Across The Universe

| Actor/Actress | Character |
|---|---|
| Jim Sturgess | Jude |
| Evan Rachel Wood | Lucy |
| Bono | Dr. Robert |
| Eddie Izzard | Mr. Kite |
| Joe Anderson | Maxwell |
| Dan Fuchs | Sadie |
| Martin Luther McCoy | Jo-Jo |
| Directed by | Julie Taymor |
| Rated PG-13 | |
| 131 minutes |
Once upon a time, long ago and far away in a land called the Sixties, there was flower power, and bell bottoms and tie-dye, and love-ins, and sex and drugs and rock ‘n roll. And there was an unpopular war being fought in a land even farther away, and there was a draft lottery, and there were young people marching in the streets, and tuning in, turning on, and dropping out. And there was a band called the Beatles.This will all come back to you (or be introduced as something new) if you undertake to immerse yourself in the long and winding road that is Julie Taymor’s opulent, eye-filling, and disappointingly uninvolving musical extravaganza, Across the Universe. Taymor was the creative genius behind the Broadway stage production of The Lion King, and the deliciously over-the-top Shakespearean bloodbath that was the movie Titus. Here she draws a bead on the legendary Beatles songbook, building it into a boy-meets-girl story set in the turmoil of the middle ‘60s.
Jude (Jim Sturgess) is a young working class bloke from Liverpool who comes to America to find the father he’s never met. Lucy (Evan Rachel Wood) is a Breck girl from a Norman Rockwell East Coast WASP family. And yes, they are that Jude, and that Lucy, as the songs will remind us. And they are surrounded with a company of friends and acquaintances whose names roll out of the Beatles tunes like ball-bearings dropping from a high shelf. We will meet a sexy Janis Joplinesque singer named Sadie (Dana Fuchs), a Jimi Hendrix-like guitarist from the mean streets of Detroit named Jo-Jo (Martin Luther McCoy), a cute lesbian cheerleader from the Midwest named Prudence (T.V. Carpio), Lucy’s brother Maxwell (Joe Anderson), the celebrated Mr. Kite (Eddie Izzard), and a Ken Kesey doppelganger named Dr.

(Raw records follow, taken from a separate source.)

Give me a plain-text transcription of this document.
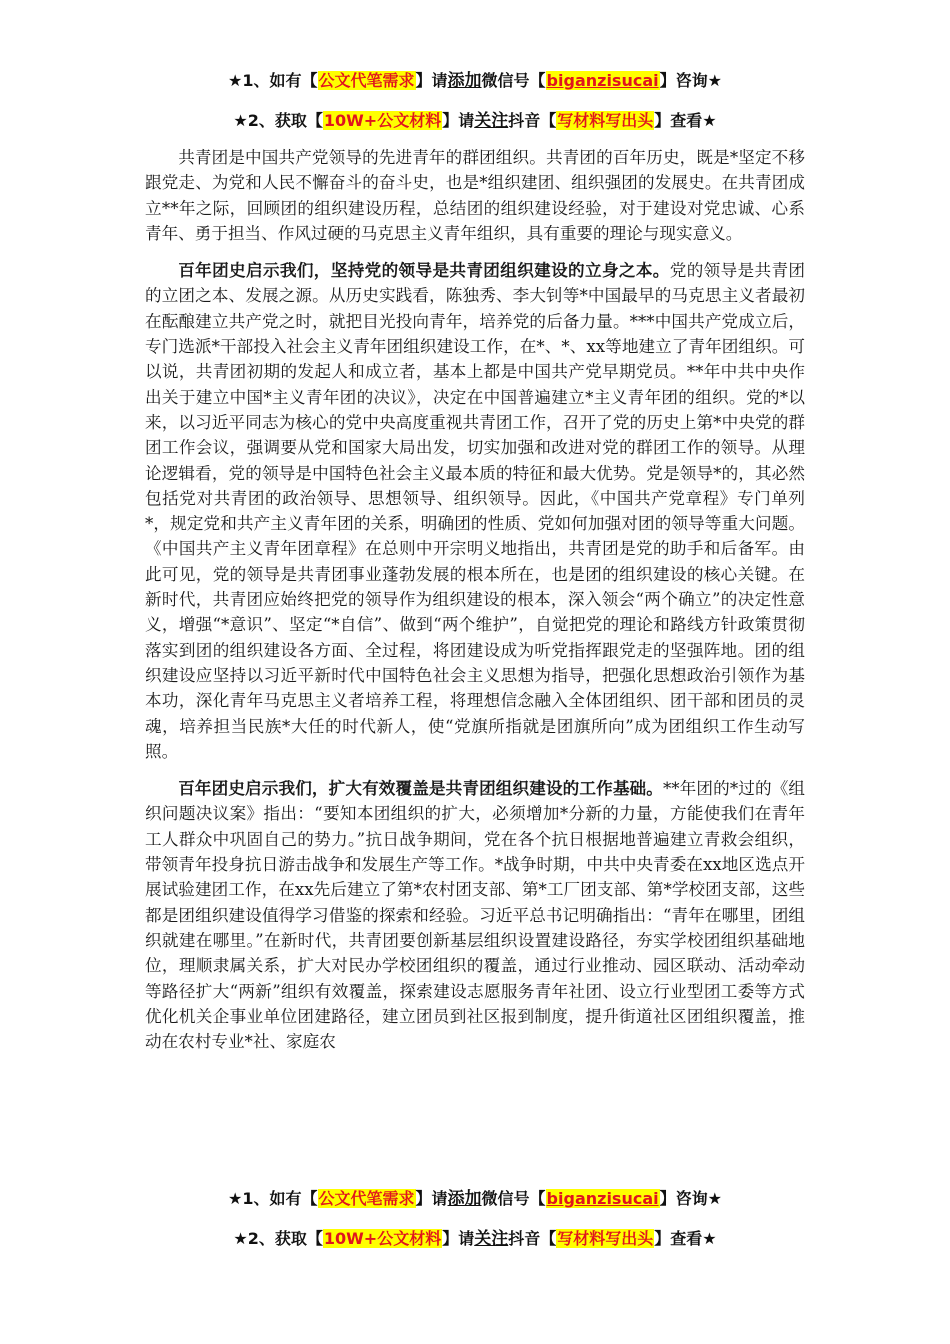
★1、如有【公文代笔需求】请添加微信号【biganzisucai】咨询★
★2、获取【10W+公文材料】请关注抖音【写材料写出头】查看★

共青团是中国共产党领导的先进青年的群团组织。共青团的百年历史，既是*坚定不移跟党走、为党和人民不懈奋斗的奋斗史，也是*组织建团、组织强团的发展史。在共青团成立**年之际，回顾团的组织建设历程，总结团的组织建设经验，对于建设对党忠诚、心系青年、勇于担当、作风过硬的马克思主义青年组织，具有重要的理论与现实意义。

百年团史启示我们，坚持党的领导是共青团组织建设的立身之本。党的领导是共青团的立团之本、发展之源。从历史实践看，陈独秀、李大钊等*中国最早的马克思主义者最初在酝酿建立共产党之时，就把目光投向青年，培养党的后备力量。***中国共产党成立后，专门选派*干部投入社会主义青年团组织建设工作，在*、*、xx等地建立了青年团组织。可以说，共青团初期的发起人和成立者，基本上都是中国共产党早期党员。**年中共中央作出关于建立中国*主义青年团的决议》，决定在中国普遍建立*主义青年团的组织。党的*以来，以习近平同志为核心的党中央高度重视共青团工作，召开了党的历史上第*中央党的群团工作会议，强调要从党和国家大局出发，切实加强和改进对党的群团工作的领导。从理论逻辑看，党的领导是中国特色社会主义最本质的特征和最大优势。党是领导*的，其必然包括党对共青团的政治领导、思想领导、组织领导。因此，《中国共产党章程》专门单列*，规定党和共产主义青年团的关系，明确团的性质、党如何加强对团的领导等重大问题。《中国共产主义青年团章程》在总则中开宗明义地指出，共青团是党的助手和后备军。由此可见，党的领导是共青团事业蓬勃发展的根本所在，也是团的组织建设的核心关键。在新时代，共青团应始终把党的领导作为组织建设的根本，深入领会“两个确立”的决定性意义，增强“*意识”、坚定“*自信”、做到“两个维护”，自觉把党的理论和路线方针政策贯彻落实到团的组织建设各方面、全过程，将团建设成为听党指挥跟党走的坚强阵地。团的组织建设应坚持以习近平新时代中国特色社会主义思想为指导，把强化思想政治引领作为基本功，深化青年马克思主义者培养工程，将理想信念融入全体团组织、团干部和团员的灵魂，培养担当民族*大任的时代新人，使“党旗所指就是团旗所向”成为团组织工作生动写照。

百年团史启示我们，扩大有效覆盖是共青团组织建设的工作基础。**年团的*过的《组织问题决议案》指出：“要知本团组织的扩大，必须增加*分新的力量，方能使我们在青年工人群众中巩固自己的势力。”抗日战争期间，党在各个抗日根据地普遍建立青救会组织，带领青年投身抗日游击战争和发展生产等工作。*战争时期，中共中央青委在xx地区选点开展试验建团工作，在xx先后建立了第*农村团支部、第*工厂团支部、第*学校团支部，这些都是团组织建设值得学习借鉴的探索和经验。习近平总书记明确指出：“青年在哪里，团组织就建在哪里。”在新时代，共青团要创新基层组织设置建设路径，夯实学校团组织基础地位，理顺隶属关系，扩大对民办学校团组织的覆盖，通过行业推动、园区联动、活动牵动等路径扩大“两新”组织有效覆盖，探索建设志愿服务青年社团、设立行业型团工委等方式优化机关企事业单位团建路径，建立团员到社区报到制度，提升街道社区团组织覆盖，推动在农村专业*社、家庭农

★1、如有【公文代笔需求】请添加微信号【biganzisucai】咨询★
★2、获取【10W+公文材料】请关注抖音【写材料写出头】查看★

Robert (Bono), who plies the roads in his psychedelic bus filled with merry pranksters.Before you can say Sweet Loretta Martin, they’re all living in Greenwich Village, Lucy and Jude have fallen in love, Prudence has the hots for Sadie, Max has been drafted, and the movie is advancing through echoes of A Hard Day’s Night, Hair, Monty Python, Let It Be, and other influences.

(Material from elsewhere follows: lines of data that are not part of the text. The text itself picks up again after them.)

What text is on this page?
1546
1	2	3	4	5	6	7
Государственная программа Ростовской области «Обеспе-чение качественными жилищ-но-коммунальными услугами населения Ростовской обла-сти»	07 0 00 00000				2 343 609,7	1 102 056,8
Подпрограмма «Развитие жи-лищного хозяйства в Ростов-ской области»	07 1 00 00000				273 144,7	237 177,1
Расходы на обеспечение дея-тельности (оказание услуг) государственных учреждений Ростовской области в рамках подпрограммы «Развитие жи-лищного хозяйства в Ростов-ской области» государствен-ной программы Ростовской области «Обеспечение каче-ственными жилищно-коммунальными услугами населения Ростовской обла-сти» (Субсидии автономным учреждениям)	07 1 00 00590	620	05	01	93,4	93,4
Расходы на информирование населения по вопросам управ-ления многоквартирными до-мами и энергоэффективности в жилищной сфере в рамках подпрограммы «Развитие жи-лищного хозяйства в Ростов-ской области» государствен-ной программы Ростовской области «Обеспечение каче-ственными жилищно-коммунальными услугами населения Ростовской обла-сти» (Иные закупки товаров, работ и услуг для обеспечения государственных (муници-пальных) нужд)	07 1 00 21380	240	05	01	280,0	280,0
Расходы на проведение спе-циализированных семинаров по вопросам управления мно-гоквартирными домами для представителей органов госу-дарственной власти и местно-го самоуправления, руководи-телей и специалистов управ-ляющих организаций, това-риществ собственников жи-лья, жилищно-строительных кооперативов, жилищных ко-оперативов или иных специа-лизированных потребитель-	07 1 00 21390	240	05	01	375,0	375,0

The songs – there are over thirty of them – are performed by the characters, not lifted from the old albums. Sometimes they work spectacularly well, as in a U.S. Army induction center rendition of “I Want You”, with Uncle Sam snarling from his famous poster and robotic drill sergeants processing the young men (including Max) off to Vietnam. Sometimes they are thin narrative gruel, as at the opening of the film when Jude sits on a beach quavering “Girl” (“Is there anybody going to listen to my story…”) There are spectacular production numbers, where Taymor’s vaunted visual pyrotechnics are unleashed, and there are wistful low-key numbers.
None of the versions of the songs in the film improve on the original recordings, or claim a Lennon/McCartney number as their own the way Ray Charles did with “Yesterday”. And for far too much of the picture the shortfall is painfully apparent, despite a few welcome breakthroughs like a rousing gospel rendition of “Let It Be” sung over a couple of funerals.
But the picture grows on you, after a while, and in the last third Taymor’s ecstatic vision seems to find its game. It doesn’t redeem entirely the lingering disappointment that dogs the rest of it, but it does provide some soaring distraction. And throughout there are plenty of wonderful moments, such as cameo glimpses of Joe Cocker appearing unexpectedly here and there. But too much of the pace is set by the blandness of the young lovers, and the absence of any emotional identification with the characters. Sometimes there’s a jokiness that seems forced, such as Prudence’s arrival at Sadie’s crash pad through the bathroom window. Sadie asks “Where did she come from?” and somebody underscores it with the obvious response.
If you never liked the Beatles, there won’t be much of an incentive to sit through two hours and eleven minutes of Taymor’s interpretation of their music (she won a battle with the studio to resist deeper cutting, and the movie suffers from excessive length.) If you’re a Beatles fan, you may be put off by the sometimes lackluster renditions of their material, though a young friend of mine said she had grown up listening to the Beatles, and this movie helped give her a sense of the context of the times in which they were living and writing and recording. If you’re a Julie Taymor fan, there’s a cornucopia of candy for the eyes.
Paul McCartney, Taymor has reported, watched a screening with her and, when she asked how he liked it, responded “What’s not to like?”
A vote of confidence, or a politician’s non-answer?